During the 2012 Summer Olympics in London, all eyes were on the U.S. Women's Gymnastics team, who won the team gold in gymnastics for America for the first time since 1996. But during the individual vault event, all eyes were on one U.S. gymnast in particular: McKayla Maroney. The 16-year-old gymnast had chosen for the team in large part because of her impressive skill in vaulting, and she was all but guaranteed to win gold in the event.
But when the time came for Maroney to sprint down the runway and spring off the apparatus, her gaze intent and her eyes on the prize, Maroney choked. She completely botched her performance, landing on the mat on her rear end. Needless to say, she lost the gold.
“It happens,” Maroney said afterwards. “It’s gymnastics, and you can’t be perfect. Sometimes, things don’t go as planned. I don’t blame it on anything else. I just messed up.”
Choking is a common, though agonizing, story for most professional athletes and performers. And it usually has nothing to do with a lack of skill, but rather, the pressure of the immense gains or losses that are at stake.
“Choking isn’t just poor performance," University of Chicago psychologist Sian Beilock, author of Choke, told Smithsonian. "It is worse performance than you are capable of precisely because there is a lot on the line.”
Moments of "just messing up" in high-pressure situations may seem random and uncontrollable, but scientists are beginning to demystify just why it is that we choke, and how we might be able to prevent such high-stakes errors.
It turns out that being too attached to winning may have been what caused Maroney to choke, according to some new research from neuroscientists Johns Hopkins University.
Whether you choke under pressure might have more to do with your motivation: specifically, to what extent that you are driven by a desire to win or by a desire to avoid losing. If you're very loss-averse -- meaning that you hate losing more than you love winning -- your chances of choking will be lower. But for those who value the rush of winning over the pain of losing, the likelihood of choking is often higher.
The Johns Hopkins study found that those who hated losing the most choked when told that they stood to win the most, while those who cared more about winning choked when they stood to lose something significant. In other words, it's all about how you frame the incentive: as a loss or as a gain.
“We can measure someone’s loss aversion and then frame the task in a way that might help them avoid choking under pressure,” Vikram Chib, Ph.D., assistant professor of biomedical engineering at the Johns Hopkins University School of Medicine, said in a statement.
The researchers explain this phenomenon by looking at the ventral striatum, a brain region that may connect incentive-driven motivation and the execution of physical performance. The activity of this brain region suggests that an individual's attachment to winning is key to how they perform under pressure.
They proved it with this experiment: 26 adult participants, between the ages of 20 and 30, were tested on two consecutive days. They learned a brief but difficult video game requiring precise hand control on the first day. On the second day, the participants were placed in an MRI machine. Before each two-second round of the game, they were told what the stakes for that round would be: Losing $100 in cash, gaining $100 or anything in between, based on how they performed. The amount of money that the subjects got to take home was determined at random based on their performance on one of the 300 rounds, which gave them an incentive to perform their best in each round.

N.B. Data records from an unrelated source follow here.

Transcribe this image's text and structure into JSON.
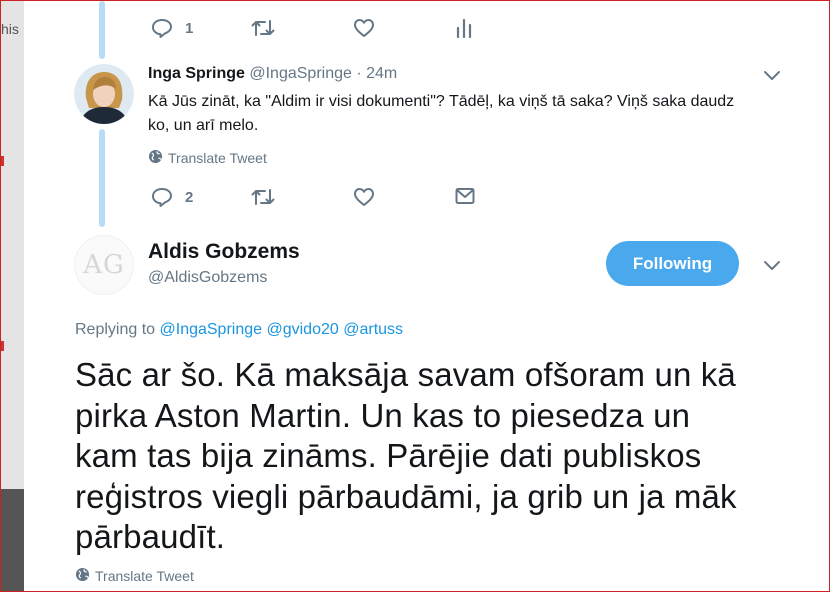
{
  "left_edge": {
    "partial_text": "his"
  },
  "top_actions": {
    "reply_count": "1"
  },
  "reply_tweet": {
    "author_name": "Inga Springe",
    "author_handle": "@IngaSpringe",
    "separator": "·",
    "time": "24m",
    "text_line1": "Kā Jūs zināt, ka \"Aldim ir visi dokumenti\"? Tādēļ, ka viņš tā saka? Viņš saka daudz",
    "text_line2": "ko, un arī melo.",
    "translate_label": "Translate Tweet",
    "reply_count": "2"
  },
  "main_tweet": {
    "avatar_initials": "AG",
    "author_name": "Aldis Gobzems",
    "author_handle": "@AldisGobzems",
    "follow_label": "Following",
    "replying_prefix": "Replying to",
    "replying_to": [
      "@IngaSpringe",
      "@gvido20",
      "@artuss"
    ],
    "text_lines": [
      "Sāc ar šo. Kā maksāja savam ofšoram un kā",
      "pirka Aston Martin. Un kas to piesedza un",
      "kam tas bija zināms. Pārējie dati publiskos",
      "reģistros viegli pārbaudāmi, ja grib un ja māk",
      "pārbaudīt."
    ],
    "translate_label": "Translate Tweet"
  },
  "colors": {
    "accent": "#1b95e0",
    "follow_button": "#4aa8ec",
    "thread_line": "#b8dcf6",
    "muted": "#657786"
  }
}
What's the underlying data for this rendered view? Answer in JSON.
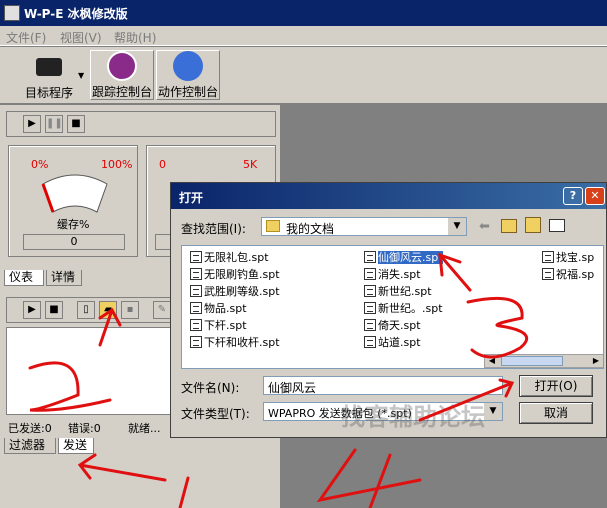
{
  "app": {
    "title": "W-P-E 冰枫修改版"
  },
  "menu": {
    "items": [
      "文件(F)",
      "视图(V)",
      "帮助(H)"
    ]
  },
  "toolbar": {
    "target_label": "目标程序",
    "trace_label": "跟踪控制台",
    "action_label": "动作控制台"
  },
  "gauges": [
    {
      "min": "0%",
      "max": "100%",
      "caption": "缓存%",
      "value": "0"
    },
    {
      "min": "0",
      "max": "5K",
      "caption": "",
      "value": ""
    }
  ],
  "tabs_top": [
    "仪表",
    "详情"
  ],
  "status": {
    "sent": "已发送:0",
    "errors": "错误:0",
    "state": "就绪..."
  },
  "tabs_bottom": [
    "过滤器",
    "发送"
  ],
  "dialog": {
    "title": "打开",
    "lookin_label": "查找范围(I):",
    "lookin_value": "我的文档",
    "files_col1": [
      "无限礼包.spt",
      "无限刷钓鱼.spt",
      "武胜刷等级.spt",
      "物品.spt",
      "下杆.spt",
      "下杆和收杆.spt"
    ],
    "files_col2": [
      "仙御风云.spt",
      "消失.spt",
      "新世纪.spt",
      "新世纪。.spt",
      "倚天.spt",
      "站道.spt"
    ],
    "files_col3": [
      "找宝.sp",
      "祝福.sp"
    ],
    "filename_label": "文件名(N):",
    "filename_value": "仙御风云",
    "filetype_label": "文件类型(T):",
    "filetype_value": "WPAPRO 发送数据包  (*.spt)",
    "open_button": "打开(O)",
    "cancel_button": "取消"
  },
  "watermark": "找客辅助论坛",
  "annotations": [
    "1",
    "2",
    "3",
    "4"
  ],
  "colors": {
    "titlebar": "#0a246a",
    "selection": "#316ac5",
    "annotation": "#e01010"
  }
}
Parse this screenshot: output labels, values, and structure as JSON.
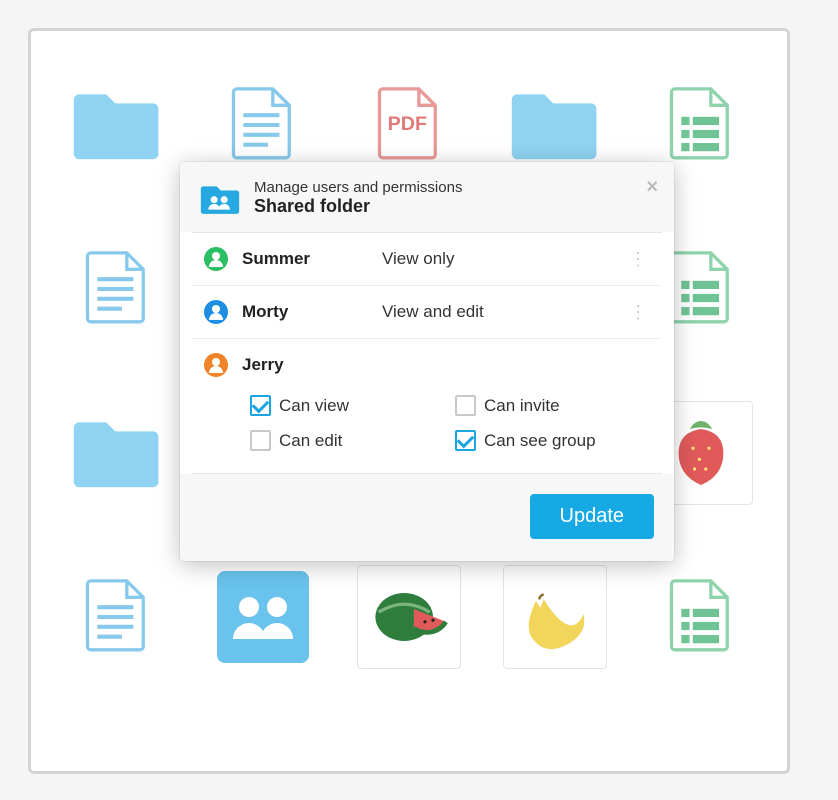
{
  "modal": {
    "subtitle": "Manage users and permissions",
    "title": "Shared folder",
    "users": [
      {
        "name": "Summer",
        "permission": "View only",
        "avatar_color": "#2cbf64"
      },
      {
        "name": "Morty",
        "permission": "View and edit",
        "avatar_color": "#1e8fe0"
      }
    ],
    "expanded_user": {
      "name": "Jerry",
      "avatar_color": "#f08327"
    },
    "options": {
      "can_view": {
        "label": "Can view",
        "checked": true
      },
      "can_invite": {
        "label": "Can invite",
        "checked": false
      },
      "can_edit": {
        "label": "Can edit",
        "checked": false
      },
      "can_group": {
        "label": "Can see group",
        "checked": true
      }
    },
    "update_label": "Update"
  },
  "background_items": [
    {
      "type": "folder"
    },
    {
      "type": "doc-blue"
    },
    {
      "type": "pdf"
    },
    {
      "type": "folder"
    },
    {
      "type": "list-green"
    },
    {
      "type": "doc-blue"
    },
    {
      "type": "blank"
    },
    {
      "type": "blank"
    },
    {
      "type": "blank"
    },
    {
      "type": "list-green"
    },
    {
      "type": "folder"
    },
    {
      "type": "blank"
    },
    {
      "type": "blank"
    },
    {
      "type": "blank"
    },
    {
      "type": "strawberry"
    },
    {
      "type": "doc-blue"
    },
    {
      "type": "shared-folder"
    },
    {
      "type": "watermelon"
    },
    {
      "type": "banana"
    },
    {
      "type": "list-green"
    }
  ],
  "pdf_label": "PDF"
}
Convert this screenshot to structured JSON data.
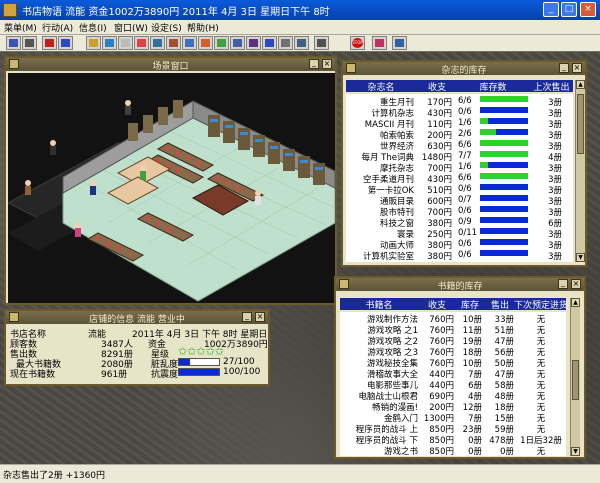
{
  "app": {
    "title": "书店物语 流能 资金1002万3890円  2011年 4月  3日 星期日下午 8时",
    "win_min": "_",
    "win_max": "□",
    "win_close": "×"
  },
  "menu": [
    {
      "label": "菜单(M)"
    },
    {
      "label": "行动(A)"
    },
    {
      "label": "信息(I)"
    },
    {
      "label": "窗口(W)"
    },
    {
      "label": "设定(S)"
    },
    {
      "label": "帮助(H)"
    }
  ],
  "toolbar_icons": [
    {
      "name": "save-icon",
      "color": "#3a55b0"
    },
    {
      "name": "print-icon",
      "color": "#555555"
    },
    {
      "name": "transfer-red-icon",
      "color": "#c0201a"
    },
    {
      "name": "transfer-blue-icon",
      "color": "#2a4bc0"
    },
    {
      "name": "edit-icon",
      "color": "#c8a030"
    },
    {
      "name": "move-icon",
      "color": "#2a80c0"
    },
    {
      "name": "document-icon",
      "color": "#bbbbbb"
    },
    {
      "name": "calendar-icon",
      "color": "#e04040"
    },
    {
      "name": "order-icon",
      "color": "#3070a0"
    },
    {
      "name": "shop-icon",
      "color": "#a05030"
    },
    {
      "name": "house-icon",
      "color": "#4070c0"
    },
    {
      "name": "people-icon",
      "color": "#d06030"
    },
    {
      "name": "chart-icon",
      "color": "#40a040"
    },
    {
      "name": "screen-icon",
      "color": "#4060a0"
    },
    {
      "name": "book-icon",
      "color": "#603080"
    },
    {
      "name": "list-icon",
      "color": "#2a4bc0"
    },
    {
      "name": "report-icon",
      "color": "#707070"
    },
    {
      "name": "window-icon",
      "color": "#406080"
    },
    {
      "name": "grid-icon",
      "color": "#505050"
    },
    {
      "name": "stop-icon",
      "color": "#d01010"
    },
    {
      "name": "face-icon",
      "color": "#c03060"
    },
    {
      "name": "help-icon",
      "color": "#3060a0"
    }
  ],
  "stop_label": "STOP",
  "scene_window": {
    "title": "场景窗口"
  },
  "magazine_window": {
    "title": "杂志的库存",
    "headers": [
      "杂志名",
      "收支",
      "库存数",
      "上次售出"
    ],
    "rows": [
      {
        "name": "重生月刊",
        "price": "170円",
        "stock": "6/6",
        "fill": 1.0,
        "sold": "3册"
      },
      {
        "name": "计算机杂志",
        "price": "430円",
        "stock": "0/6",
        "fill": 0.0,
        "sold": "3册"
      },
      {
        "name": "MASCII 月刊",
        "price": "110円",
        "stock": "1/6",
        "fill": 0.17,
        "sold": "3册"
      },
      {
        "name": "帕索帕索",
        "price": "200円",
        "stock": "2/6",
        "fill": 0.33,
        "sold": "3册"
      },
      {
        "name": "世界经济",
        "price": "630円",
        "stock": "6/6",
        "fill": 1.0,
        "sold": "3册"
      },
      {
        "name": "每月 The词典",
        "price": "1480円",
        "stock": "7/7",
        "fill": 1.0,
        "sold": "4册"
      },
      {
        "name": "摩托杂志",
        "price": "700円",
        "stock": "1/6",
        "fill": 0.17,
        "sold": "3册"
      },
      {
        "name": "空手柔道月刊",
        "price": "430円",
        "stock": "6/6",
        "fill": 1.0,
        "sold": "3册"
      },
      {
        "name": "第一卡拉OK",
        "price": "510円",
        "stock": "0/6",
        "fill": 0.0,
        "sold": "3册"
      },
      {
        "name": "通販目录",
        "price": "600円",
        "stock": "0/7",
        "fill": 0.0,
        "sold": "3册"
      },
      {
        "name": "股市特刊",
        "price": "700円",
        "stock": "0/6",
        "fill": 0.0,
        "sold": "3册"
      },
      {
        "name": "科技之窗",
        "price": "380円",
        "stock": "0/9",
        "fill": 0.0,
        "sold": "6册"
      },
      {
        "name": "寰录",
        "price": "250円",
        "stock": "0/11",
        "fill": 0.0,
        "sold": "3册"
      },
      {
        "name": "动画大师",
        "price": "380円",
        "stock": "0/6",
        "fill": 0.0,
        "sold": "3册"
      },
      {
        "name": "计算机实验室",
        "price": "380円",
        "stock": "0/6",
        "fill": 0.0,
        "sold": "3册"
      }
    ]
  },
  "book_window": {
    "title": "书籍的库存",
    "headers": [
      "书籍名",
      "收支",
      "库存",
      "售出",
      "下次预定进货"
    ],
    "rows": [
      {
        "name": "游戏制作方法",
        "price": "760円",
        "stock": "10册",
        "sold": "33册",
        "next": "无"
      },
      {
        "name": "游戏攻略 之1",
        "price": "760円",
        "stock": "11册",
        "sold": "51册",
        "next": "无"
      },
      {
        "name": "游戏攻略 之2",
        "price": "760円",
        "stock": "19册",
        "sold": "47册",
        "next": "无"
      },
      {
        "name": "游戏攻略 之3",
        "price": "760円",
        "stock": "18册",
        "sold": "56册",
        "next": "无"
      },
      {
        "name": "游戏秘技全集",
        "price": "760円",
        "stock": "10册",
        "sold": "50册",
        "next": "无"
      },
      {
        "name": "滑稽故事大全",
        "price": "440円",
        "stock": "7册",
        "sold": "47册",
        "next": "无"
      },
      {
        "name": "电影那些事儿",
        "price": "440円",
        "stock": "6册",
        "sold": "58册",
        "next": "无"
      },
      {
        "name": "电脑战士山根君",
        "price": "690円",
        "stock": "4册",
        "sold": "48册",
        "next": "无"
      },
      {
        "name": "畅销的漫画!",
        "price": "200円",
        "stock": "12册",
        "sold": "18册",
        "next": "无"
      },
      {
        "name": "金鹤入门",
        "price": "1300円",
        "stock": "7册",
        "sold": "15册",
        "next": "无"
      },
      {
        "name": "程序员的战斗 上",
        "price": "850円",
        "stock": "23册",
        "sold": "59册",
        "next": "无"
      },
      {
        "name": "程序员的战斗 下",
        "price": "850円",
        "stock": "0册",
        "sold": "478册",
        "next": "1日后32册"
      },
      {
        "name": "游戏之书",
        "price": "850円",
        "stock": "0册",
        "sold": "0册",
        "next": "无"
      }
    ]
  },
  "info_window": {
    "title": "店铺的信息 流能 营业中",
    "store_name_label": "书店名称",
    "store_name": "流能",
    "date": "2011年  4月   3日  下午  8时 星期日",
    "customers_label": "顾客数",
    "customers": "3487人",
    "funds_label": "资金",
    "funds": "1002万3890円",
    "sales_label": "售出数",
    "sales": "8291册",
    "max_books_label": "最大书籍数",
    "max_books": "2080册",
    "current_books_label": "现在书籍数",
    "current_books": "961册",
    "stars_label": "星级",
    "stars": 5,
    "dirt_label": "脏乱度",
    "dirt_value": "27/100",
    "dirt_fill": 0.27,
    "resist_label": "抗震度",
    "resist_value": "100/100",
    "resist_fill": 1.0
  },
  "status": {
    "text": "杂志售出了2册  +1360円"
  }
}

Separately, the participants were asked a series of theoretical questions about what they would gamble and how much risk they'd take for various outcomes, so that the researchers could determine their level of loss aversion.
“We found that the way we framed an incentive -- as a potential gain or loss -- had a profound effect on participants’ behavior as they performed the skilled task,” Chib said in the statement. “But the effect was different for those with high versus low aversion to loss.”
High loss aversion actually helped participants when they faced increasing losses -- they didn't choke, even when the loss was up to $100. Those with high loss aversion performed well when there were potential gains of $25 or $50, but when offered a $100 reward, they choked. The opposite happened to those with low loss aversion: their performance improved with both increasing prospective gains and increasing prospective losses, but they choked when threatened with a $100 loss.
While all of this was happening, MRI images were being taken of the participants' brains, focusing on the ventral striatum, that small area of the brain associated with reward processing and movement control. They saw that when both loss and gain incentives were presented, ventral striatum activity increased with the magnitude of the stakes.
More loss-averse participants had lower striatal activity (and thus performed worse) when playing for large potential wins, whereas more winning-attached participants had less striatal activity (and worse performance) when attempting to avoid losing.
"We have known from previous studies that the ventral striatum is responsible for representing information about incentives and motor performance, but this study shows how it mediates the relationship between incentives and performance," Chib explained in an email to the Huffington Post. "We show that in the situations when people choke under pressure there is a break down in the connectivity between ventral striatum and the motor cortex (the are responsible for coordinating our movements). These breakdown in communication between these areas could be causing individuals to choke under pressure."
So how can we apply this information to improve our own performance? One way would be to use cognitive strategies to reframe high-stakes situations so as to help minimize your chances of poor performance. So if you're someone who plays to win, try to avoid framing the situation more in terms of what you could stand to lose.
"From this study, it seems that knowing an individuals’s loss aversion could be used to determine the best way to frame incentives in the workplace," Chib added.